Psychiatric Report of the Father
I decline to make an order as sought by the mother that the father undergo a psychiatric report from Dr J and further, that the father’s time with the children be contingent upon its provision and/recommendations. The order is not supported by the Independent Children’s Lawyer. The father has recently commenced attending upon Mr G clinical psychologist. I consider that a report from a treating practitioner is likely to be of more help to the Court than a one-off appointment with a non-treating psychiatrist. It may also be useful for Family Consultant Ms C to speak with Mr G as part of the Family Report but I leave that to her professional discretion.
Injunction in relation to Mr B
During submissions, the father’s counsel conceded that the father accepted on the available evidence, that Mr B did not pose a risk to the children. Despite this significant concession, the father still sought a mandatory injunction restraining the mother from permitting any contact or communication between the children and the mother’s partner, Mr B at any time that the children are in her care. The proposed order is supported by the Independent Children’s Lawyer.
Through her counsel, the mother invited the Court to make an order that she would be personally present on any occasion that the children and Mr B come into contact. The mother is in a relationship with Mr B but does not live with him. Mr B is also the mother’s landlord.
I propose to adopt the order promoted by the mother.
Whilst not pleaded I will proceed on the assumption that the injunctive relief is sought pursuant to section 68B of the Act. The Court has held that orders pursuant to section 68B of the Act are informed by the best interests test but not the paramountcy principle.[61]
[61] Hedlund& Hedlund [2021] FedCFamC1A 84; Flanagan & Handcock [2000] FamCA 150;
I consider that on the evidence before the Court and considering the concession made by the father that Mr B does not pose a risk to the children, that the injunction offered by the mother is appropriate for the welfare of the children.

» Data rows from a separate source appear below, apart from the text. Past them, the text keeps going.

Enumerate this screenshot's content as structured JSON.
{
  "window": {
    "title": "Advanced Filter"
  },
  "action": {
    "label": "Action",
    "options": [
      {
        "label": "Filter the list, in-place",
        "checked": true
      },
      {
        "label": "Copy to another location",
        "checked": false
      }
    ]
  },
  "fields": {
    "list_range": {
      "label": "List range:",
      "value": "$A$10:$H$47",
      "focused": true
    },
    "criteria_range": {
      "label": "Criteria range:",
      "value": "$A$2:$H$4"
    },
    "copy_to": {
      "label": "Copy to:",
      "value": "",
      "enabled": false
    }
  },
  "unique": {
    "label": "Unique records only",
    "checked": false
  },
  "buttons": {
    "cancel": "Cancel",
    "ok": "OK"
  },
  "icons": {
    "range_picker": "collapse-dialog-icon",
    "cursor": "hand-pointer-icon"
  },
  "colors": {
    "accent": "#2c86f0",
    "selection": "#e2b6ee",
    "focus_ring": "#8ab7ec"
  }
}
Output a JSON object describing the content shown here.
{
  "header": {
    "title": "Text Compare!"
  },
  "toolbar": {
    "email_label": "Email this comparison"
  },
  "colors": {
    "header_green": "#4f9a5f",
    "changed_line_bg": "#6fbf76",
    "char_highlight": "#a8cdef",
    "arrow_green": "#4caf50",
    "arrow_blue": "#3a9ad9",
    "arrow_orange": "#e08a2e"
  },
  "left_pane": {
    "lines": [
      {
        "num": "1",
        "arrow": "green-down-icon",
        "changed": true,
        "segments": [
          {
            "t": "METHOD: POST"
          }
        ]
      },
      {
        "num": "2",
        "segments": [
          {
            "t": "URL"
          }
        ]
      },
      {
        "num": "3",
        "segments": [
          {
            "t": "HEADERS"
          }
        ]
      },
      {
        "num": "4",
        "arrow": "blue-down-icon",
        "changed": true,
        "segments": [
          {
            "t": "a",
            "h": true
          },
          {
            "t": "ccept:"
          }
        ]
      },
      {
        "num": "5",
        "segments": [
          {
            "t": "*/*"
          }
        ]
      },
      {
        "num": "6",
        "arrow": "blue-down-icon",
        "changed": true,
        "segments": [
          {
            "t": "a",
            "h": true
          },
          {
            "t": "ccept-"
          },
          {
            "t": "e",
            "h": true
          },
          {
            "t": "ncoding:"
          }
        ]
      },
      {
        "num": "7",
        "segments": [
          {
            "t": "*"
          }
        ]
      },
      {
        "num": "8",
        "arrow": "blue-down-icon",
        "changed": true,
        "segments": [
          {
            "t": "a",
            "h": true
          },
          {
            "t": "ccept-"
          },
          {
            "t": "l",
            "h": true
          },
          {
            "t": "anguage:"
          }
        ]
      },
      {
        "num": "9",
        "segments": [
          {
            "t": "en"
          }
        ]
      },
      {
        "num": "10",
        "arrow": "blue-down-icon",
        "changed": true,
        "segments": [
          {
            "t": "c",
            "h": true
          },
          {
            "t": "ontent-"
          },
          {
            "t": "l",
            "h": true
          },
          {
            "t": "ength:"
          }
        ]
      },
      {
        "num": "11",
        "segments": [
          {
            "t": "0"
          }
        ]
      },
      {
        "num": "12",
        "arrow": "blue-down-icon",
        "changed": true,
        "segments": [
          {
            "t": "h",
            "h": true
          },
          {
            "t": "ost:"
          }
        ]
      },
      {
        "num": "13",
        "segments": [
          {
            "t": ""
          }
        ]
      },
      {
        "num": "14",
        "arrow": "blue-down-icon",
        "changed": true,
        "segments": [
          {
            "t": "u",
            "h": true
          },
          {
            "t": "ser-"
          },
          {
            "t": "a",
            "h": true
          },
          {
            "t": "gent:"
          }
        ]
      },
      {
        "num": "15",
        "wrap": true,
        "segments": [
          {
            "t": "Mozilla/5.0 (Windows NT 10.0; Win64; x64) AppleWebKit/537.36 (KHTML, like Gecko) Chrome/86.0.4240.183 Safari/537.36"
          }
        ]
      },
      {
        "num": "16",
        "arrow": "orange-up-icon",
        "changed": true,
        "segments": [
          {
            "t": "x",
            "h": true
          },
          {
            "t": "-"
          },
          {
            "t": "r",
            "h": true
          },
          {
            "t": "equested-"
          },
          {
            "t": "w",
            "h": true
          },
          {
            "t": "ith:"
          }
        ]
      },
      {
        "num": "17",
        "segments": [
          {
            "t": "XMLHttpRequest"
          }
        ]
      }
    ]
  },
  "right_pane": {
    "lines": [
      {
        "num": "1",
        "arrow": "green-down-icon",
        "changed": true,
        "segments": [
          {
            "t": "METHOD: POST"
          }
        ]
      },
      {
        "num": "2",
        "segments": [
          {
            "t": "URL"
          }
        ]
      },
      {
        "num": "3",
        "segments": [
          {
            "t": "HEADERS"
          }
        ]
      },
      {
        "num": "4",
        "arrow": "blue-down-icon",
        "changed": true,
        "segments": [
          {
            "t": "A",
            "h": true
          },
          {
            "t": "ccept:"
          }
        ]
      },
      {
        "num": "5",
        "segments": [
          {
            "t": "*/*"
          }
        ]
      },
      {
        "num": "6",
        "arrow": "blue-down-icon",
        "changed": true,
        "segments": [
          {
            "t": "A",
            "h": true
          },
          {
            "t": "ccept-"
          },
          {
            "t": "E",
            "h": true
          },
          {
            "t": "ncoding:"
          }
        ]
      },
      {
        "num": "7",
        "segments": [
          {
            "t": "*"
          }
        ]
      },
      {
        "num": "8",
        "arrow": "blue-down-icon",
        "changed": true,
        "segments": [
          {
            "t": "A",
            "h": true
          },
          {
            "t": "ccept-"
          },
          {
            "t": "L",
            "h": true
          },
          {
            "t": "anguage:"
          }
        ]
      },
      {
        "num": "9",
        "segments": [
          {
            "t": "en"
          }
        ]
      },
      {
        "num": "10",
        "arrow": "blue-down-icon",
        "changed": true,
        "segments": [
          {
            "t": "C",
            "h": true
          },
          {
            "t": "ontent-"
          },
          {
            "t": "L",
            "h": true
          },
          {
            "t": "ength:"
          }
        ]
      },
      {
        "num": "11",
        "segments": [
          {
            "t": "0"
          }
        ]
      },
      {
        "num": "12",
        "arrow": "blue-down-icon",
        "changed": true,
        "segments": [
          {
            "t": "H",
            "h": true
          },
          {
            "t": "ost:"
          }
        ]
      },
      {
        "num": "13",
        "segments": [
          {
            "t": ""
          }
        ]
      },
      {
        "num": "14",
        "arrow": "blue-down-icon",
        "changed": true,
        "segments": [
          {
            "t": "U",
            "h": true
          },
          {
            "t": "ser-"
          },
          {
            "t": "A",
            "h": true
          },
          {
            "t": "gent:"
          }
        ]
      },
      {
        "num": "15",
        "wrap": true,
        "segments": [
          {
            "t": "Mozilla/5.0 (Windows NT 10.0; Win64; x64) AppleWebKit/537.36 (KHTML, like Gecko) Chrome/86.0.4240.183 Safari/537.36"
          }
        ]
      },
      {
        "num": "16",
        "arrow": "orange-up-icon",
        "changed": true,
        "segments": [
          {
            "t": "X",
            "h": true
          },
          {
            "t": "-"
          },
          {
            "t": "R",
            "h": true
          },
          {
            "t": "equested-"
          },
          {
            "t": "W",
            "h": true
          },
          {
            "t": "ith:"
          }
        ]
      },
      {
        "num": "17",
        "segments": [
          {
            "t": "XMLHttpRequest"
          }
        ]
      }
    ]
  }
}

Family Therapy/Psychological treatment of the children
The Court is invited to make an order by consent in terms of paragraph 2 of the draft Minute of Order.[62]
[62] See ‘Exhibit I1’.
I decline to make that order in the absence of a better understanding as to what the therapy or psychological treatment is to be directed to, who will undertake it, what documents are to be provided and why it is required.
At present, I am of the view that the best outcome for these children is to remove them from the epicentre of the parental dispute and to allow a period of time for them to resume normal sibling and parental relations pending production of the Family Report.
For all the above Reasons, the Court makes the Orders as set out at the commencement of this Judgment.
I certify that the preceding one hundred and forty-five (145) numbered paragraphs are a true copy of the Reasons for Judgment of Judge Dickson. Associate:
Dated: 11 April 2024
FedCFamC2F 1646.
EJK & TSL [2006] FamCA 730; Bennett & Bennett [2001] FamCA 462.